Elon Musk’s smart car manufacturing company has been officially removed from the investigation into the fatal crash. In a statement by a Tesla spokesperson, the company blamed Huang himself for his death, saying that while they “empathize” with the Huang family, the impression that the company’s cars are not safe is “false” and that “the reason that other families are not on TV is because their loved ones are still alive.”
This statement fell afoul of NTSB protocols, prompting the company’s removal from the investigations over a call directly from NTSB Chairman Robert Sumwalt to Elon Musk himself, described by a Bloomberg source as “tense.” The billionaire entrepreneur was, as you might expect, very unhappy with the decision.
In a statement of their own, Tesla denied reports of the nature of the call, as well as their removal from the investigation. “Tesla withdrew from the party agreement with the NTSB because it requires that we not release information about Autopilot to the public, a requirement which we believe fundamentally affects public safety negatively,” the companyclaimed. “We believe in transparency, so an agreement that prevents public release of information for over a year is unacceptable.” Further, Tesla claimed that “the characterization of the call as relayed to Bloomberg is false.”

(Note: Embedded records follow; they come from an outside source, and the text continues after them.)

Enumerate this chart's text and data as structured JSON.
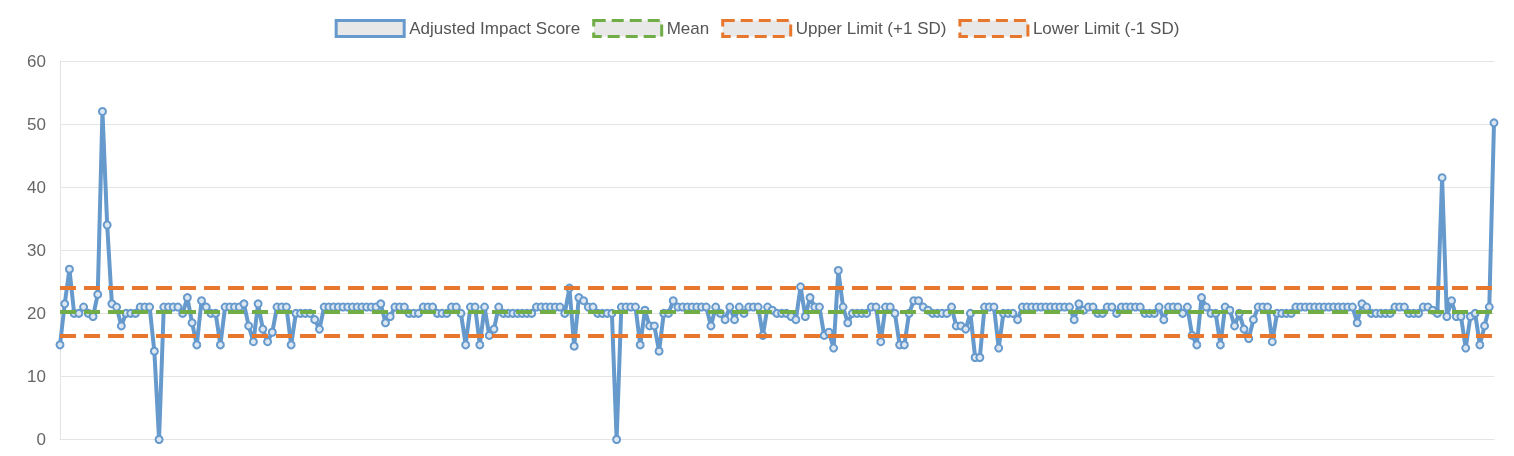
{
  "chart_data": {
    "type": "line",
    "categories": [
      null,
      null,
      null,
      null,
      null,
      null,
      null,
      null,
      null,
      null,
      null,
      null,
      null,
      null,
      null,
      null,
      null,
      null,
      null,
      null,
      null,
      null,
      null,
      null,
      null,
      null,
      null,
      null,
      null,
      null,
      null,
      null,
      null,
      null,
      null,
      null,
      null,
      null,
      null,
      null,
      null,
      null,
      null,
      null,
      null,
      null,
      null,
      null,
      null,
      null,
      null,
      null,
      null,
      null,
      null,
      null,
      null,
      null,
      null,
      null,
      null,
      null,
      null,
      null,
      null,
      null,
      null,
      null,
      null,
      null,
      null,
      null,
      null,
      null,
      null,
      null,
      null,
      null,
      null,
      null,
      null,
      null,
      null,
      null,
      null,
      null,
      null,
      null,
      null,
      null,
      null,
      null,
      null,
      null,
      null,
      null,
      null,
      null,
      null,
      null,
      null,
      null,
      null,
      null,
      null,
      null,
      null,
      null,
      null,
      null,
      null,
      null,
      null,
      null,
      null,
      null,
      null,
      null,
      null,
      null,
      null,
      null,
      null,
      null,
      null,
      null,
      null,
      null,
      null,
      null,
      null,
      null,
      null,
      null,
      null,
      null,
      null,
      null,
      null,
      null,
      null,
      null,
      null,
      null,
      null,
      null,
      null,
      null,
      null,
      null,
      null,
      null,
      null,
      null,
      null,
      null,
      null,
      null,
      null,
      null,
      null,
      null,
      null,
      null,
      null,
      null,
      null,
      null,
      null,
      null,
      null,
      null,
      null,
      null,
      null,
      null,
      null,
      null,
      null,
      null,
      null,
      null,
      null,
      null,
      null,
      null,
      null,
      null,
      null,
      null,
      null,
      null,
      null,
      null,
      null,
      null,
      null,
      null,
      null,
      null,
      null,
      null,
      null,
      null,
      null,
      null,
      null,
      null,
      null,
      null,
      null,
      null,
      null,
      null,
      null,
      null,
      null,
      null,
      null,
      null,
      null,
      null,
      null,
      null,
      null,
      null,
      null,
      null,
      null,
      null,
      null,
      null,
      null,
      null,
      null,
      null,
      null,
      null,
      null,
      null,
      null,
      null,
      null,
      null,
      null,
      null,
      null,
      null,
      null,
      null,
      null,
      null,
      null,
      null,
      null,
      null,
      null,
      null,
      null,
      null,
      null,
      null,
      null,
      null,
      null,
      null,
      null,
      null,
      null,
      null,
      null,
      null,
      null,
      null,
      null,
      null,
      null,
      null,
      null,
      null,
      null,
      null,
      null,
      null,
      null,
      null,
      null,
      null,
      null,
      null,
      null,
      null,
      null,
      null,
      null,
      null,
      null,
      null,
      null,
      null,
      null,
      null,
      null,
      null,
      null
    ],
    "series": [
      {
        "name": "Adjusted Impact Score",
        "color": "#6699cc",
        "values": [
          15,
          21.5,
          27,
          20,
          20,
          21,
          20,
          19.5,
          23,
          52,
          34,
          21.5,
          21,
          18,
          20,
          20,
          20,
          21,
          21,
          21,
          14,
          0,
          21,
          21,
          21,
          21,
          20,
          22.5,
          18.5,
          15,
          22,
          21,
          20,
          20,
          15,
          21,
          21,
          21,
          21,
          21.5,
          18,
          15.5,
          21.5,
          17.5,
          15.5,
          17,
          21,
          21,
          21,
          15,
          20,
          20,
          20,
          20,
          19,
          17.5,
          21,
          21,
          21,
          21,
          21,
          21,
          21,
          21,
          21,
          21,
          21,
          21,
          21.5,
          18.5,
          19.5,
          21,
          21,
          21,
          20,
          20,
          20,
          21,
          21,
          21,
          20,
          20,
          20,
          21,
          21,
          20,
          15,
          21,
          21,
          15,
          21,
          16.5,
          17.5,
          21,
          20,
          20,
          20,
          20,
          20,
          20,
          20,
          21,
          21,
          21,
          21,
          21,
          21,
          20,
          24,
          14.8,
          22.5,
          22,
          21,
          21,
          20,
          20,
          20,
          20,
          0,
          21,
          21,
          21,
          21,
          15,
          20.5,
          18,
          18,
          14,
          20,
          20,
          22,
          21,
          21,
          21,
          21,
          21,
          21,
          21,
          18,
          21,
          20,
          19,
          21,
          19,
          21,
          20,
          21,
          21,
          21,
          16.5,
          21,
          20.5,
          20,
          20,
          20,
          19.5,
          19,
          24.2,
          19.5,
          22.5,
          21,
          21,
          16.5,
          17,
          14.5,
          26.8,
          21,
          18.5,
          20,
          20,
          20,
          20,
          21,
          21,
          15.5,
          21,
          21,
          20,
          15,
          15,
          20,
          22,
          22,
          21,
          20.5,
          20,
          20,
          20,
          20,
          21,
          18,
          18,
          17.5,
          20,
          13,
          13,
          21,
          21,
          21,
          14.5,
          20,
          20,
          20,
          19,
          21,
          21,
          21,
          21,
          21,
          21,
          21,
          21,
          21,
          21,
          21,
          19,
          21.5,
          20.5,
          21,
          21,
          20,
          20,
          21,
          21,
          20,
          21,
          21,
          21,
          21,
          21,
          20,
          20,
          20,
          21,
          19,
          21,
          21,
          21,
          20,
          21,
          16.5,
          15,
          22.5,
          21,
          20,
          20,
          15,
          21,
          20.5,
          18,
          20,
          17.5,
          16,
          19,
          21,
          21,
          21,
          15.5,
          20,
          20,
          20,
          20,
          21,
          21,
          21,
          21,
          21,
          21,
          21,
          21,
          21,
          21,
          21,
          21,
          21,
          18.5,
          21.5,
          21,
          20,
          20,
          20,
          20,
          20,
          21,
          21,
          21,
          20,
          20,
          20,
          21,
          21,
          20.5,
          20,
          41.5,
          19.5,
          22,
          19.5,
          19.5,
          14.5,
          19.5,
          20,
          15,
          18,
          21,
          50.2
        ]
      }
    ],
    "ref_lines": [
      {
        "axis": "y",
        "value": 20.2,
        "label": "Mean",
        "color": "#70ad47",
        "line_style": "dashed"
      },
      {
        "axis": "y",
        "value": 24,
        "label": "Upper Limit (+1 SD)",
        "color": "#e8772e",
        "line_style": "dashed"
      },
      {
        "axis": "y",
        "value": 16.4,
        "label": "Lower Limit (-1 SD)",
        "color": "#e8772e",
        "line_style": "dashed"
      }
    ],
    "ylim": [
      0,
      60
    ],
    "yticks": [
      0,
      10,
      20,
      30,
      40,
      50,
      60
    ],
    "grid": "y",
    "legend": "top",
    "marker": "circle",
    "line_style": "solid",
    "tick_labels": "y"
  }
}
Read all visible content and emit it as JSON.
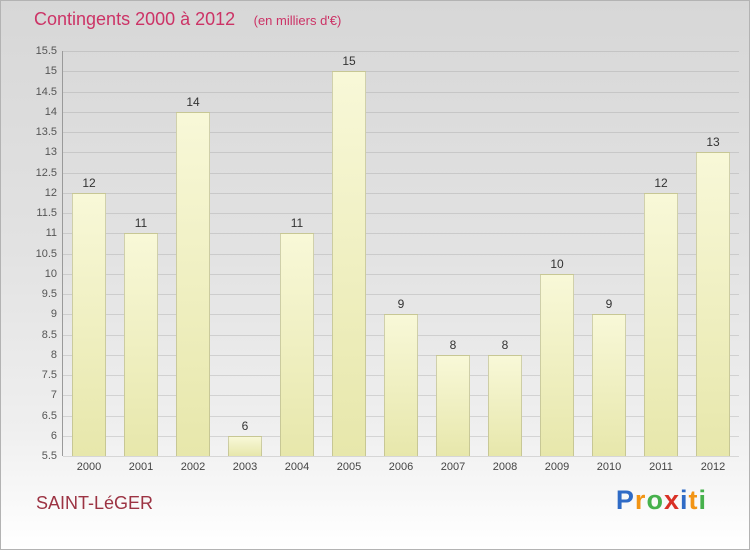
{
  "title": "Contingents 2000 à 2012",
  "subtitle": "(en milliers d'€)",
  "footer": {
    "place": "SAINT-LéGER"
  },
  "logo": {
    "text": "Proxiti",
    "letters": [
      {
        "ch": "P",
        "color": "#2f6bc6"
      },
      {
        "ch": "r",
        "color": "#f29414"
      },
      {
        "ch": "o",
        "color": "#46b14c"
      },
      {
        "ch": "x",
        "color": "#d93025"
      },
      {
        "ch": "i",
        "color": "#2f6bc6"
      },
      {
        "ch": "t",
        "color": "#f29414"
      },
      {
        "ch": "i",
        "color": "#46b14c"
      }
    ]
  },
  "colors": {
    "title": "#cc3366",
    "place": "#9c3343",
    "bar_top": "#f8f8d8",
    "bar_bottom": "#e7e7ab",
    "tick_label": "#555555",
    "value_label": "#333333"
  },
  "chart_data": {
    "type": "bar",
    "title": "Contingents 2000 à 2012",
    "subtitle": "(en milliers d'€)",
    "categories": [
      "2000",
      "2001",
      "2002",
      "2003",
      "2004",
      "2005",
      "2006",
      "2007",
      "2008",
      "2009",
      "2010",
      "2011",
      "2012"
    ],
    "values": [
      12,
      11,
      14,
      6,
      11,
      15,
      9,
      8,
      8,
      10,
      9,
      12,
      13
    ],
    "xlabel": "",
    "ylabel": "",
    "ylim": [
      5.5,
      15.5
    ],
    "yticks": [
      5.5,
      6,
      6.5,
      7,
      7.5,
      8,
      8.5,
      9,
      9.5,
      10,
      10.5,
      11,
      11.5,
      12,
      12.5,
      13,
      13.5,
      14,
      14.5,
      15,
      15.5
    ],
    "grid": true,
    "legend": false
  }
}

But the denials ring false in the ears of forming Managing Director of the NTSB, Peter Goelz, who now works as a Senior Vice President in the Washington lobbying firm O’Neill & Associates. He said that “by removing yourself from the process, you’re really taking yourself out of play in a critical element of the investigation.” To him, Tesla’s reasoning makes little sense. If they indeed chose to separate themselves, “it will by no means stop the investigation, and it will by no means hinder the investigation.”
“The NTSB is a trusted investigatory agency. Their processes can be challenging and frustrating but they are ultimately fair,” Goelz told Bloomberg via phone conversation. “Mr. Musk and his company, and frankly the future of autonomous vehicles, would have been better served had they followed the rules and continued to participate fully in the investigation.”